Wednesday, 31 January 2018

Joint Oireachtas Committee on Housing, Planning and Local Government

Role of Chairperson of Housing Agency and Related Matters: Discussion

1:30 pm

Mr. Conor Skehan:

Fine. In that case, I will synopsise it because we do not have a huge amount of time. Essentially they say that there are three case studies that would be of assistance on the basis of the personal experience of the councillor. To be really clear, I went back and checked this with the county manager afterwards and the county manager confirmed that these are cases.

Case 1

A young woman who had been living with her father in Council accommodation contacted me in the latter half of last year. A problem arose, as her father had no permission to allow people stay with him. She found herself becoming homeless and contacted myself and other Councillors in our electoral area. The problem was resolved and the Council advised she could remain living with her father.

She was most disappointed at this... because of the difficulty with her father he would no longer allow her to live with him. The council agreed to provide emergency accommodation in a nearby hotel.

She only stayed in the Hotel room for one week and then moved back to her family home and now uses the hotel room to meet her partner a few nights a week, but as far as she is concerned she is now living in emergency accommodation... This lady is counted in our homeless figures and nothing could be further from the truth.

This is the information I am being sent. I would be remiss in my role if I did not challenge my executive to find out if this is true.

Case 2

A young lady approached me two years ago who told me she was homeless and sleeping in her car with her three children under the age of 7. She had been living in a council house with her father and claimed that he was being physically abusive to her and her partner and they had to leave the home. I asked if she could stay with her mother who was in another council house close by and she told me she had not spoken to her mother in years and that there was no chance of her mother agreeing to this.

I attended the Council offices with her, her partner and her children. It was impossible for the meeting to be held, as the children were [very noisy]...

[I arranged a meeting the following day] To my surprise she called her mother who arrived in her car and took the children home and arranged with her daughter to see her at the house later, when I questioned her about what she had told me in relation to her mother she said [that]... this was the best way for her to enter emergency accommodation. She had a council house six months later.

This is what I am being told.

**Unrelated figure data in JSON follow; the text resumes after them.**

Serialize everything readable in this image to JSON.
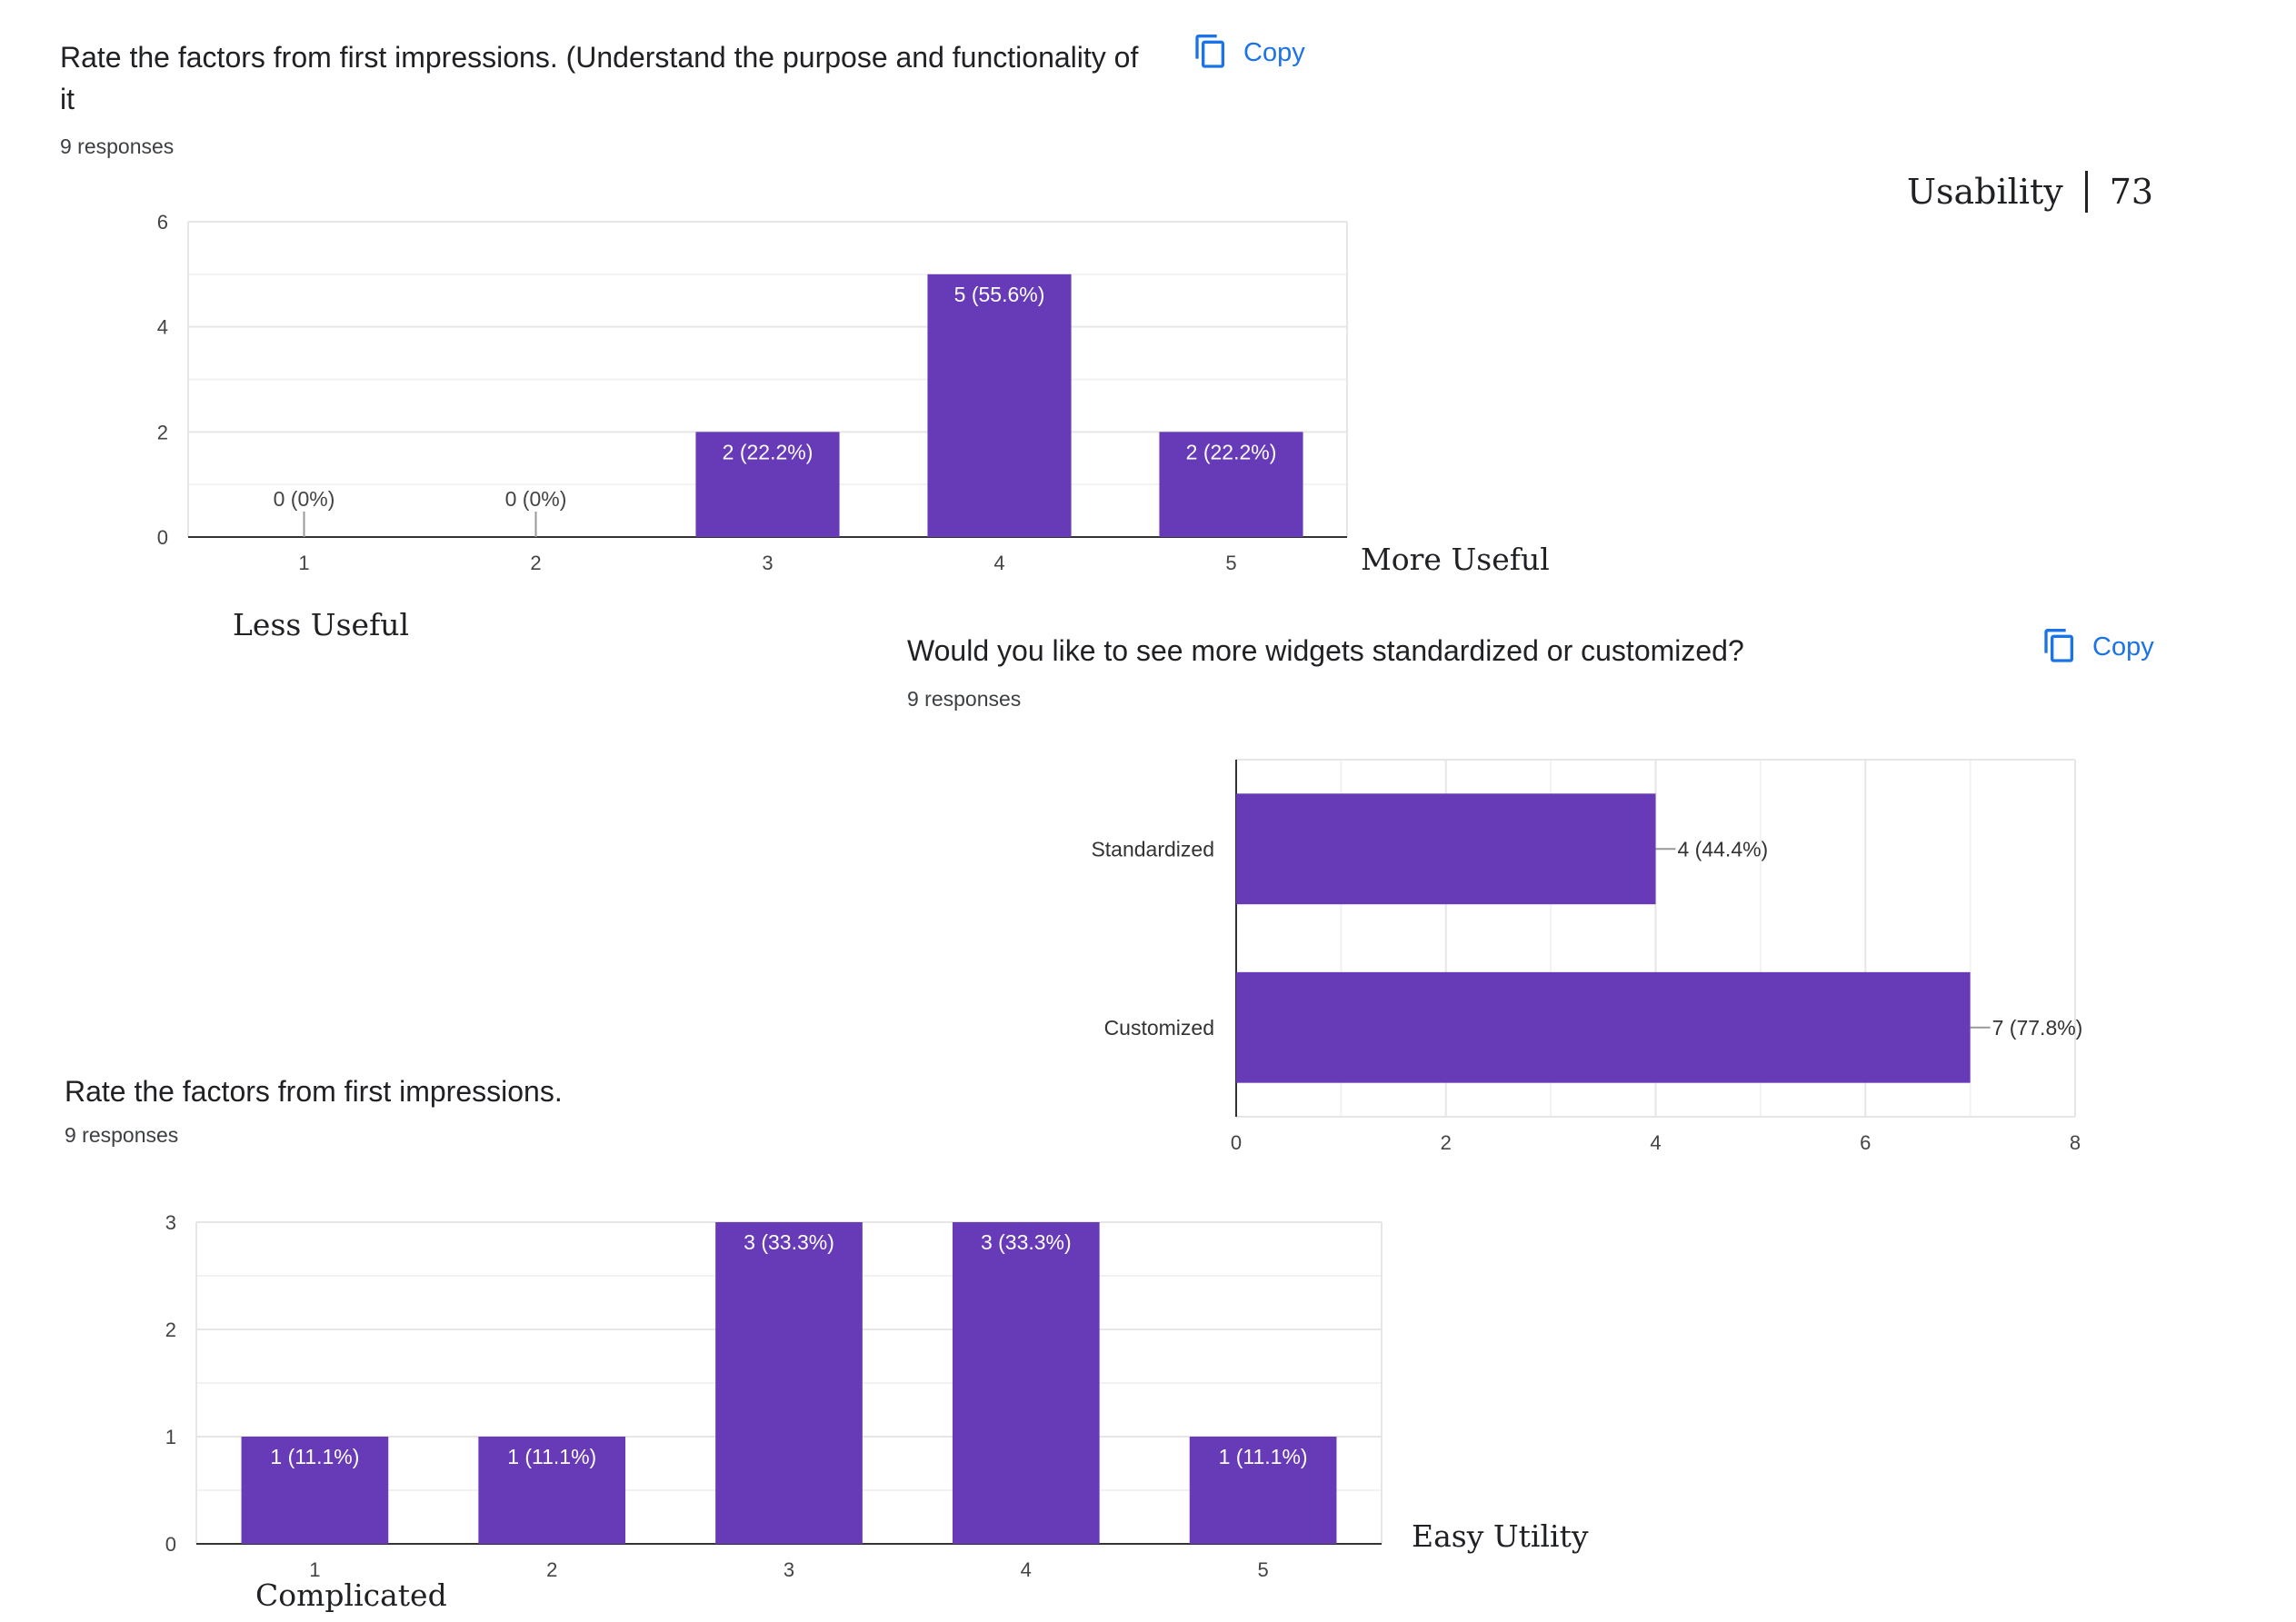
{
  "page_header": {
    "section": "Usability",
    "page_number": "73"
  },
  "copy_label": "Copy",
  "charts": [
    {
      "question": "Rate the factors from first impressions. (Understand the purpose and functionality of it",
      "responses": "9 responses",
      "left_label": "Less Useful",
      "right_label": "More Useful"
    },
    {
      "question": "Would you like to see more widgets standardized or customized?",
      "responses": "9 responses"
    },
    {
      "question": "Rate the factors from first impressions.",
      "responses": "9 responses",
      "left_label": "Complicated",
      "right_label": "Easy Utility"
    }
  ],
  "chart_data": [
    {
      "type": "bar",
      "categories": [
        "1",
        "2",
        "3",
        "4",
        "5"
      ],
      "values": [
        0,
        0,
        2,
        5,
        2
      ],
      "data_labels": [
        "0 (0%)",
        "0 (0%)",
        "2 (22.2%)",
        "5 (55.6%)",
        "2 (22.2%)"
      ],
      "ylim": [
        0,
        6
      ],
      "yticks": [
        "0",
        "2",
        "4",
        "6"
      ],
      "grid": true,
      "bar_color": "#673ab7"
    },
    {
      "type": "bar",
      "orientation": "horizontal",
      "categories": [
        "Standardized",
        "Customized"
      ],
      "values": [
        4,
        7
      ],
      "data_labels": [
        "4 (44.4%)",
        "7 (77.8%)"
      ],
      "xlim": [
        0,
        8
      ],
      "xticks": [
        "0",
        "2",
        "4",
        "6",
        "8"
      ],
      "grid": true,
      "bar_color": "#673ab7"
    },
    {
      "type": "bar",
      "categories": [
        "1",
        "2",
        "3",
        "4",
        "5"
      ],
      "values": [
        1,
        1,
        3,
        3,
        1
      ],
      "data_labels": [
        "1 (11.1%)",
        "1 (11.1%)",
        "3 (33.3%)",
        "3 (33.3%)",
        "1 (11.1%)"
      ],
      "ylim": [
        0,
        3
      ],
      "yticks": [
        "0",
        "1",
        "2",
        "3"
      ],
      "grid": true,
      "bar_color": "#673ab7"
    }
  ]
}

This is what I am being asked to draw to the committee's attention.

Case 3

Some months back at the launch of yet another fundraising drive by the homeless charities I watched a video... of a young child struggle with the steps of a B&B because he was in temporary accommodation. It was an appalling site [sic], and one that was viewed over 500,000 times on you tube.

When I realised that this child was a member of a homeless family from Fingal I approached our executive and sought an explanation as to how this was happening on our watch.

It was only then I learned that this family had been offered alternative accommodation, including a brand new 3 bed specially [adapted] home in a new development and refused it as it was a ten minute bus journey from where they had hoped to secure a home.

The same family also refused a transfer to a hotel nearby where they could have had a room [adapted] for people with special needs, as it was not close enough to the mother’s family home.

This next piece comes to the heart of looking harder for evidence.

When the facts in this case were brought by me to RTE and Independent Newspapers they both investigated and confirmed the story, both indicating they were anxious to run it and both then reverting and advising me that it was too dangerous legally to deal with the story.

I will not deal with the rest of it.